A Montefiore spokeswoman acknowledged an email inquiry from Bloomberg Law but didn’t respond by publication time.
A silver lining is possible: New York state lawmakers passed legislation this month to set higher staffing levels in nursing homes, inspired in part by the nursing strikes at Montefiore and elsewhere in the state. Gov.
In the New York capital, a similar strike involved more than 1,500 nurses at Albany Medical Center. The NYSNA said one of the flashpoints was management’s requirement that nurses re-use N95 respirators as many as 20 times.
The strike didn’t accomplish much, however. The union and management remain locked in a contract fight, and management recently accused the union of joining with communists at a May Day rally.
In a statement, hospital spokesman Matthew Markham denied accusations of staffing shortages and said the union hasn’t responded to a contract proposal the hospital submitted in January. Management notified hospital staff of the local Communist Party appearance with the union “in the spirit of transparency and proper attribution,” he added.
In Illinois, things turned out favorably for a group of nursing homes affiliated with the Service Employees International Union. Workers at 70 nursing homes owned by multiple companies sent strike notices to their employers in May 2020 demanding stricter safety protocols, protective equipment, and higher pay—a risky gambit at the time, some believed.
“Everyone thought it was a very bad idea,” said Shaba Andrich, vice president of nursing homes for the SEIU Illinois health care division, referring to fellow union activists. “They were like ‘No, this is the wrong thing to do. People are going to see it as abandoning residents during a pandemic.’ … And, you know, we thought they were wrong.”
Before the strike took effect, SEIU was able to win a contract that provided $15 in base pay along with additional pay increases, three months of pandemic hazard pay, paid time off for Covid-19, and beefed-up safety protections.
Janine Schoen, vice president of policy for Alden Management Services Inc., one of the nursing home companies covered in the contract, said in an email that management followed public health guidance “well before the strike threat and will continue to follow their guidance.”

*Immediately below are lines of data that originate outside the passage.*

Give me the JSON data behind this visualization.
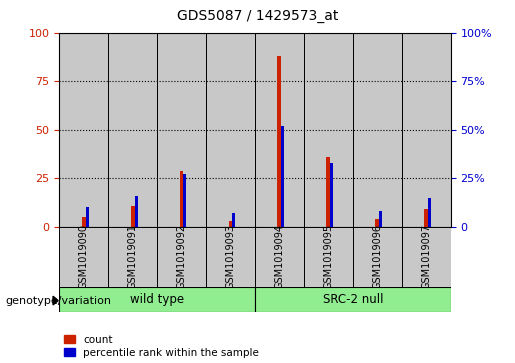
{
  "title": "GDS5087 / 1429573_at",
  "samples": [
    "GSM1019090",
    "GSM1019091",
    "GSM1019092",
    "GSM1019093",
    "GSM1019094",
    "GSM1019095",
    "GSM1019096",
    "GSM1019097"
  ],
  "counts": [
    5,
    11,
    29,
    3,
    88,
    36,
    4,
    9
  ],
  "percentiles": [
    10,
    16,
    27,
    7,
    52,
    33,
    8,
    15
  ],
  "groups": [
    {
      "label": "wild type",
      "start": 0,
      "end": 4,
      "color": "#90ee90"
    },
    {
      "label": "SRC-2 null",
      "start": 4,
      "end": 8,
      "color": "#90ee90"
    }
  ],
  "group_label": "genotype/variation",
  "ylim": [
    0,
    100
  ],
  "yticks": [
    0,
    25,
    50,
    75,
    100
  ],
  "bar_color": "#cc2200",
  "percentile_color": "#0000cc",
  "bg_color": "#c8c8c8",
  "plot_bg": "#ffffff",
  "legend_count_label": "count",
  "legend_percentile_label": "percentile rank within the sample",
  "bar_width": 0.08,
  "percentile_bar_width": 0.06
}
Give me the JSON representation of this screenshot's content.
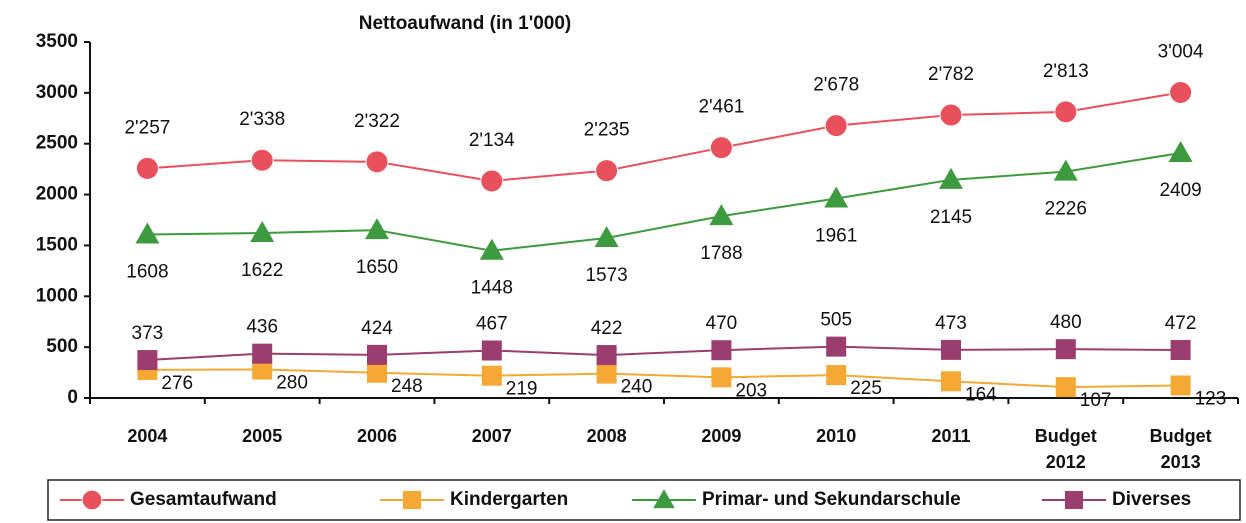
{
  "chart_data": {
    "type": "line",
    "title": "Nettoaufwand (in 1'000)",
    "categories": [
      "2004",
      "2005",
      "2006",
      "2007",
      "2008",
      "2009",
      "2010",
      "2011",
      "Budget 2012",
      "Budget 2013"
    ],
    "ylim": [
      0,
      3500
    ],
    "yticks": [
      0,
      500,
      1000,
      1500,
      2000,
      2500,
      3000,
      3500
    ],
    "grid": false,
    "legend": "bottom",
    "series": [
      {
        "name": "Gesamtaufwand",
        "color": "#e8505b",
        "marker": "circle",
        "label_position": "above",
        "values": [
          2257,
          2338,
          2322,
          2134,
          2235,
          2461,
          2678,
          2782,
          2813,
          3004
        ],
        "value_labels": [
          "2'257",
          "2'338",
          "2'322",
          "2'134",
          "2'235",
          "2'461",
          "2'678",
          "2'782",
          "2'813",
          "3'004"
        ]
      },
      {
        "name": "Kindergarten",
        "color": "#f5a833",
        "marker": "square",
        "label_position": "right",
        "values": [
          276,
          280,
          248,
          219,
          240,
          203,
          225,
          164,
          107,
          123
        ]
      },
      {
        "name": "Primar- und Sekundarschule",
        "color": "#3e9a3e",
        "marker": "triangle",
        "label_position": "below",
        "values": [
          1608,
          1622,
          1650,
          1448,
          1573,
          1788,
          1961,
          2145,
          2226,
          2409
        ]
      },
      {
        "name": "Diverses",
        "color": "#9b3d6e",
        "marker": "square",
        "label_position": "above",
        "values": [
          373,
          436,
          424,
          467,
          422,
          470,
          505,
          473,
          480,
          472
        ]
      }
    ]
  }
}
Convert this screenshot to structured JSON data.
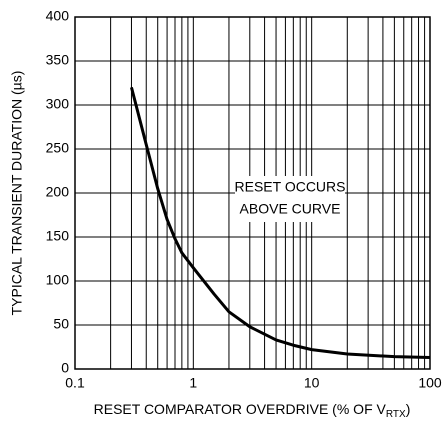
{
  "chart_data": {
    "type": "line",
    "x_label": "RESET COMPARATOR OVERDRIVE (% OF V",
    "x_label_sub": "RTX",
    "x_label_end": ")",
    "y_label": "TYPICAL TRANSIENT DURATION (µs)",
    "annotation": [
      "RESET OCCURS",
      "ABOVE CURVE"
    ],
    "x": [
      0.3,
      0.4,
      0.5,
      0.6,
      0.7,
      0.8,
      1,
      1.5,
      2,
      3,
      5,
      7,
      10,
      20,
      50,
      100
    ],
    "series": [
      {
        "color": "#000000",
        "values": [
          320,
          255,
          205,
          170,
          148,
          132,
          115,
          85,
          65,
          48,
          33,
          27,
          22,
          17,
          14,
          13
        ]
      }
    ],
    "xlim": [
      0.1,
      100
    ],
    "xticks": [
      0.1,
      1,
      10,
      100
    ],
    "ylim": [
      0,
      400
    ],
    "yticks": [
      0,
      50,
      100,
      150,
      200,
      250,
      300,
      350,
      400
    ],
    "xlog": true,
    "grid": true
  }
}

It was an important victory for SEIU, Andrich said, and the union sought to replicate the contract at other nursing homes through a process known as pattern bargaining.
In November, SEIU workers at 11 nursing homes in the Chicago area went on strike against Infinity Healthcare Management—pledging to picket as long as needed to secure pandemic pay raises. By day 12, they had an agreement.

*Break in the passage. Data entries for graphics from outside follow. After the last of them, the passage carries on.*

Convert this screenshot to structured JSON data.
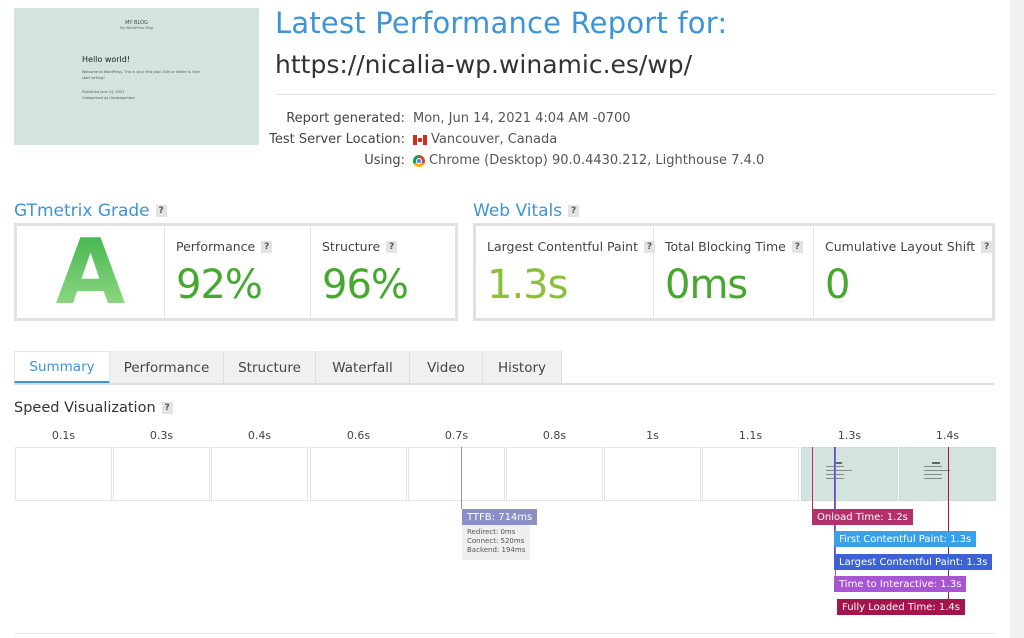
{
  "thumbnail": {
    "blog_title": "MY BLOG",
    "blog_tagline": "My WordPress Blog",
    "post_title": "Hello world!",
    "post_line_1": "Welcome to WordPress. This is your first post. Edit or delete it, then",
    "post_line_2": "start writing!",
    "post_meta_1": "Published June 14, 2021",
    "post_meta_2": "Categorized as Uncategorized"
  },
  "header": {
    "title": "Latest Performance Report for:",
    "url": "https://nicalia-wp.winamic.es/wp/"
  },
  "report": {
    "generated_label": "Report generated:",
    "generated_value": "Mon, Jun 14, 2021 4:04 AM -0700",
    "location_label": "Test Server Location:",
    "location_value": "Vancouver, Canada",
    "location_icon": "canada-flag-icon",
    "using_label": "Using:",
    "using_value": "Chrome (Desktop) 90.0.4430.212, Lighthouse 7.4.0",
    "using_icon": "chrome-icon"
  },
  "grade": {
    "section_title": "GTmetrix Grade",
    "letter": "A",
    "performance_label": "Performance",
    "performance_value": "92%",
    "structure_label": "Structure",
    "structure_value": "96%",
    "value_color": "#46a82f"
  },
  "vitals": {
    "section_title": "Web Vitals",
    "lcp_label": "Largest Contentful Paint",
    "lcp_value": "1.3s",
    "lcp_color": "#8cc03b",
    "tbt_label": "Total Blocking Time",
    "tbt_value": "0ms",
    "tbt_color": "#46a82f",
    "cls_label": "Cumulative Layout Shift",
    "cls_value": "0",
    "cls_color": "#46a82f"
  },
  "help_mark": "?",
  "tabs": [
    {
      "label": "Summary",
      "active": true
    },
    {
      "label": "Performance",
      "active": false
    },
    {
      "label": "Structure",
      "active": false
    },
    {
      "label": "Waterfall",
      "active": false
    },
    {
      "label": "Video",
      "active": false
    },
    {
      "label": "History",
      "active": false
    }
  ],
  "speed_viz": {
    "title": "Speed Visualization",
    "ticks": [
      "0.1s",
      "0.3s",
      "0.4s",
      "0.6s",
      "0.7s",
      "0.8s",
      "1s",
      "1.1s",
      "1.3s",
      "1.4s"
    ],
    "frames_with_content": [
      8,
      9
    ],
    "ttfb": {
      "label": "TTFB: 714ms",
      "redirect": "Redirect: 0ms",
      "connect": "Connect: 520ms",
      "backend": "Backend: 194ms",
      "color": "#8a8fc4"
    },
    "markers": [
      {
        "label": "Onload Time: 1.2s",
        "color": "#b3316b"
      },
      {
        "label": "First Contentful Paint: 1.3s",
        "color": "#3aa0e8"
      },
      {
        "label": "Largest Contentful Paint: 1.3s",
        "color": "#3c63d6"
      },
      {
        "label": "Time to Interactive: 1.3s",
        "color": "#a855d4"
      },
      {
        "label": "Fully Loaded Time: 1.4s",
        "color": "#a3164d"
      }
    ]
  }
}
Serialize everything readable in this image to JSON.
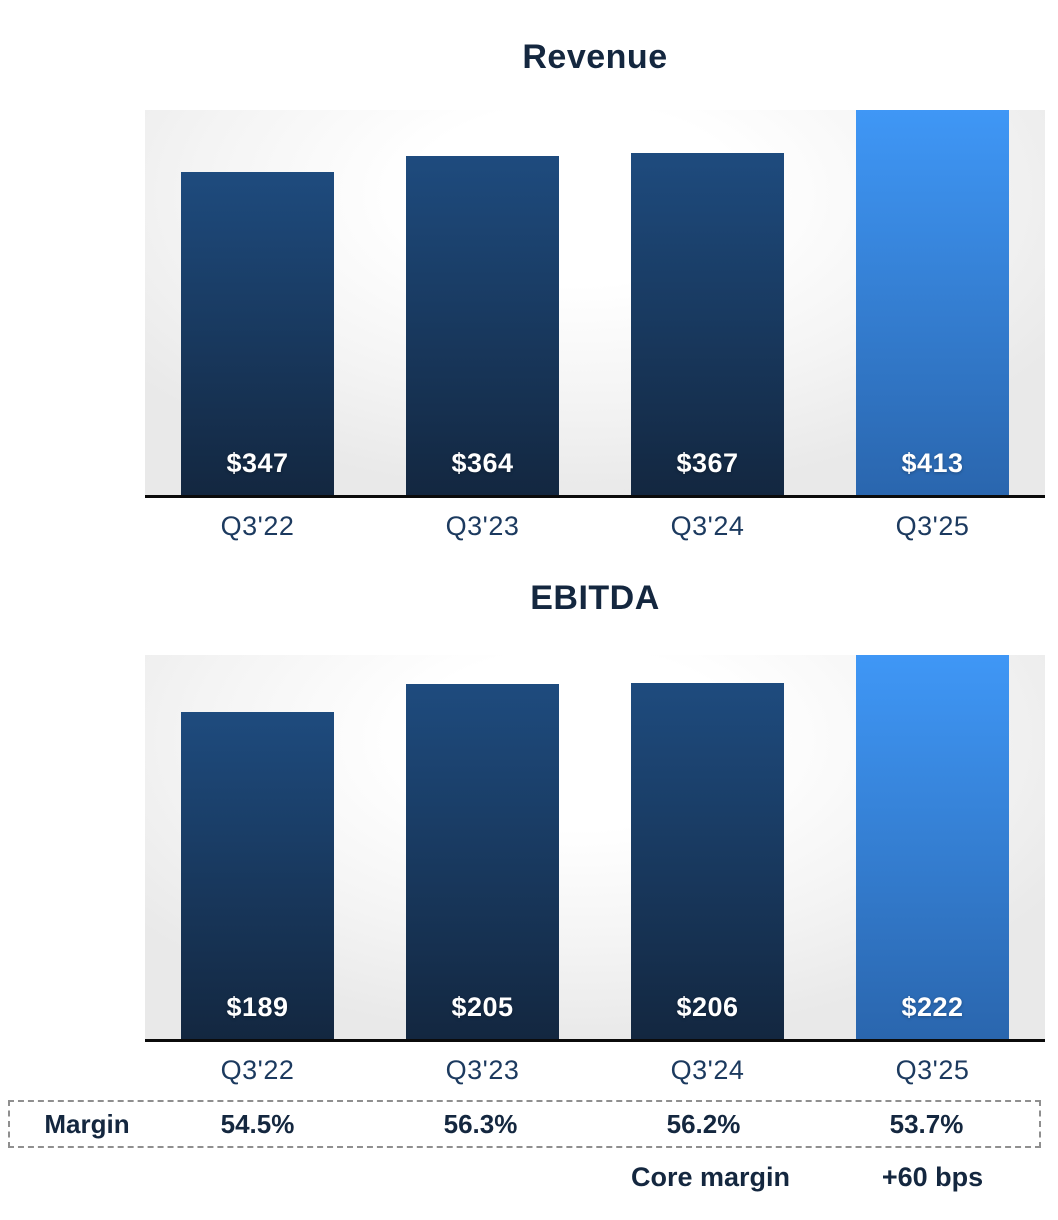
{
  "colors": {
    "navy_text": "#14273F",
    "category_label": "#1C3A5F",
    "bar_dark_top": "#1E4B7E",
    "bar_dark_bottom": "#132740",
    "bar_highlight_top": "#3F97F6",
    "bar_highlight_bottom": "#2A66AE",
    "value_label": "#FFFFFF",
    "axis": "#0B0B0B",
    "dashed_border": "#8F8F8F"
  },
  "chart_data": [
    {
      "type": "bar",
      "title": "Revenue",
      "categories": [
        "Q3'22",
        "Q3'23",
        "Q3'24",
        "Q3'25"
      ],
      "values": [
        347,
        364,
        367,
        413
      ],
      "value_labels": [
        "$347",
        "$364",
        "$367",
        "$413"
      ],
      "highlight_index": 3,
      "ylim": [
        0,
        413
      ],
      "gridlines": false,
      "legend": false,
      "value_label_position": "inside-bottom"
    },
    {
      "type": "bar",
      "title": "EBITDA",
      "categories": [
        "Q3'22",
        "Q3'23",
        "Q3'24",
        "Q3'25"
      ],
      "values": [
        189,
        205,
        206,
        222
      ],
      "value_labels": [
        "$189",
        "$205",
        "$206",
        "$222"
      ],
      "highlight_index": 3,
      "ylim": [
        0,
        222
      ],
      "gridlines": false,
      "legend": false,
      "value_label_position": "inside-bottom"
    }
  ],
  "margin_table": {
    "row_label": "Margin",
    "values": [
      "54.5%",
      "56.3%",
      "56.2%",
      "53.7%"
    ]
  },
  "footnote": {
    "core_margin_label": "Core margin",
    "core_margin_delta": "+60 bps"
  }
}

Health-care workers scored another victory in Connecticut this week, signing onto a deal brokered by Gov. Ned Lamont (D) that lifts wages to $20 an hour, at least $5 more per hour than current rates. The agreement averts a strike at 26 facilities statewide.
And in Oregon, workers in nursing homes—which account for 53% of all Covid-19 deaths statewide—reached a deal last month with Avamere, a major operator, to raise wages to $18 an hour and reduce turnover through new training and other measures.
It’s likely that key elements will be repeated in contracts with at least three other providers in the state, said Vanessa Veselka, organizing director for SEIU Local 503.
“You had a lot of energy with workers who were just like, ‘I’m done. I am done. I’m not staying in this industry,’” Veselka said.